LoRA:Low-Rank Adaptation of Large Language Models

Introduction

Recently, most natural language processing relies on a one-large-scale pre-trained language model to adapt to multiple downstream tasks. This adaptation involves fine-tuning the pre-trained model to update its full parameters. Large-scale models like GPT-3, with approximately 175 billion training parameters, require several months of training and substantial computing resources.

To address this inefficiency, a proposed approach involves adding task-specific external modules for downstream task learning. However, these proposed methods often increase inference latency due to an increase in the model’s depth.

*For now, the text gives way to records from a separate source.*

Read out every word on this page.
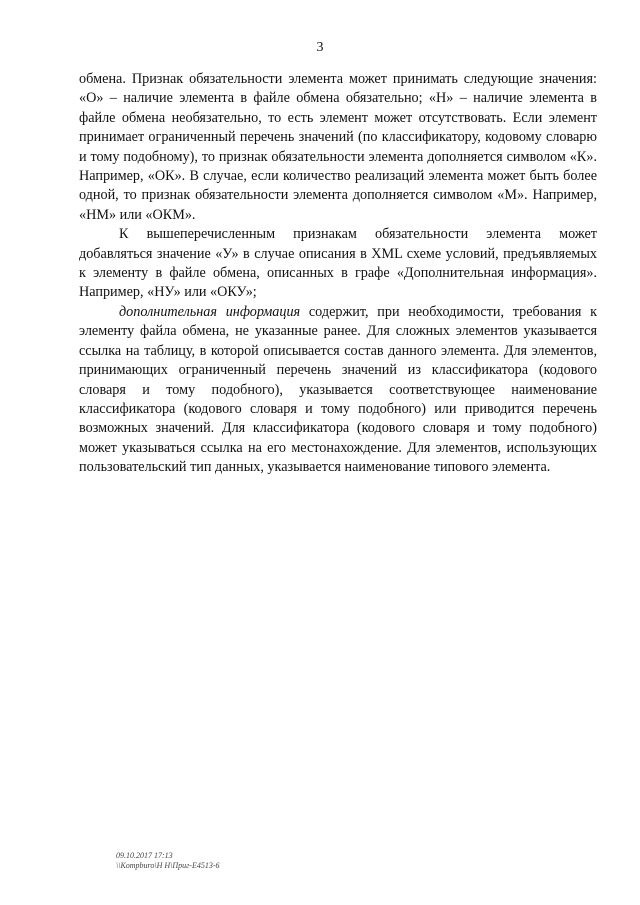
3

обмена. Признак обязательности элемента может принимать следующие значения: «О» – наличие элемента в файле обмена обязательно; «Н» – наличие элемента в файле обмена необязательно, то есть элемент может отсутствовать. Если элемент принимает ограниченный перечень значений (по классификатору, кодовому словарю и тому подобному), то признак обязательности элемента дополняется символом «К». Например, «ОК». В случае, если количество реализаций элемента может быть более одной, то признак обязательности элемента дополняется символом «М». Например, «НМ» или «ОКМ».

К вышеперечисленным признакам обязательности элемента может добавляться значение «У» в случае описания в XML схеме условий, предъявляемых к элементу в файле обмена, описанных в графе «Дополнительная информация». Например, «НУ» или «ОКУ»;

дополнительная информация содержит, при необходимости, требования к элементу файла обмена, не указанные ранее. Для сложных элементов указывается ссылка на таблицу, в которой описывается состав данного элемента. Для элементов, принимающих ограниченный перечень значений из классификатора (кодового словаря и тому подобного), указывается соответствующее наименование классификатора (кодового словаря и тому подобного) или приводится перечень возможных значений. Для классификатора (кодового словаря и тому подобного) может указываться ссылка на его местонахождение. Для элементов, использующих пользовательский тип данных, указывается наименование типового элемента.

09.10.2017 17:13
\\Kompburo\Н Н\Приг-Е4513-6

Ultimately, these methods create a trade-off between efficiency and model quality during the fine-tuning process.

The authors of this paper assume that the changes in model weights during model adaptation have a low “intrinsic rank”.

As depicted in the above figure, LoRA keeps pre-trained weights fixed and learns only a few dense layers (matrices A and B) by optimizing rank decomposition matrices.

LoRA’s key advantages

• It allows effective learning by seamlessly swapping matrices A and B across multiple downstream tasks.
• LoRA efficiently trains by learning only injected small low-rank matrices, reducing hardware barriers by up to threefold.
• The linear design of LoRA results in no inference latency when compared to a fully fine-tuned model combining frozen weights and trainable matrices.

Problem Statement

LoRA’s approach is agnostic to the training objective, but in this paper, language modeling is set as the training objective. First, let’s assume a pre-trained autoregressive language model parameterized by $\Phi$ as $P_{\Phi}(y|x)$. This pre-trained model is adapted to each downstream conditional text generation task. During full fine-tuning, the model is initialized with pre-trained weights $\Phi_{0}$ and updated as the gradient maximizes conditional probabilities for task-specific prompts, resulting in the model being updated to $\Phi_{0}+\Delta\Phi$. $$ \underset{\Phi}{\text{max}}\sum_{(x,y) \in \mathcal{Z}}\sum_{t=1}^{\left| y \right|}log(P_{\Phi}(y_{t}|x,y_{<t}))$$ The main drawback of full fine-tuning is that it learns parameters $\Delta\Phi$ with the same dimension size as $\Phi_{0}$ for each downstream task. Therefore, when using a large language model (LLM) like ChatGPT for fine-tuning, it involves retraining approximately $|\Phi_{0}| \approx 175 billion$ parameters.

In this paper, the task-specific parameter $\Delta\Phi = \Delta\Phi(\Theta)$ is encoded into a smaller-sized set of parameters $\Theta$. Finding $\Delta\Phi$ is equivalent to optimizing $\Theta$. $$ \underset{\Theta}{\text{max}}\sum_{(x,y) \in \mathcal{Z}}\sum_{t=1}^{\left| y \right|}log(P_{\Phi_{0}+\Delta\Phi(\Theta)}(y_{t}|x,y_{<t}))$$ LoRA efficiently computes and encodes $\Delta\Phi$ using a low-rank representation for both computational and memory efficiency.

Experiments

The table above confirms significantly better performance compared to other fine-tuning methods.

Moreover, as observed in the above figure, performance does not monotonically increase with increasing learning parameters. Compared to other methods, LoRA demonstrates stable scalability.

Conclusion

In this paper, we propose a method for fine-tuning with minimal resources to incorporate recently released LLMs into practical services. This study confirms that even with a small number of ranks, we can achieve representations comparable to those of significantly larger models.

My opinions or thinking

• Realizing that not all parameters are equally important, I anticipate further related research in the future.
• Since $\Delta W$ is represented by two matrices, if we can also reduce $W$ itself, there may be various improvements, especially from an inference perspective.

Reference

• Lai, X., Tian, Z., Chen, Y., Li, Y., Yuan, Y., Liu, S., & Jia, J. (2023). Lisa: Reasoning segmentation via large language model. arXiv preprint arXiv:2308.00692.
• Hu, E. J., Shen, Y., Wallis, P., Allen-Zhu, Z., Li, Y., Wang, S., … & Chen, W. (2021). Lora: Low-rank adaptation of large language models. arXiv preprint arXiv:2106.09685.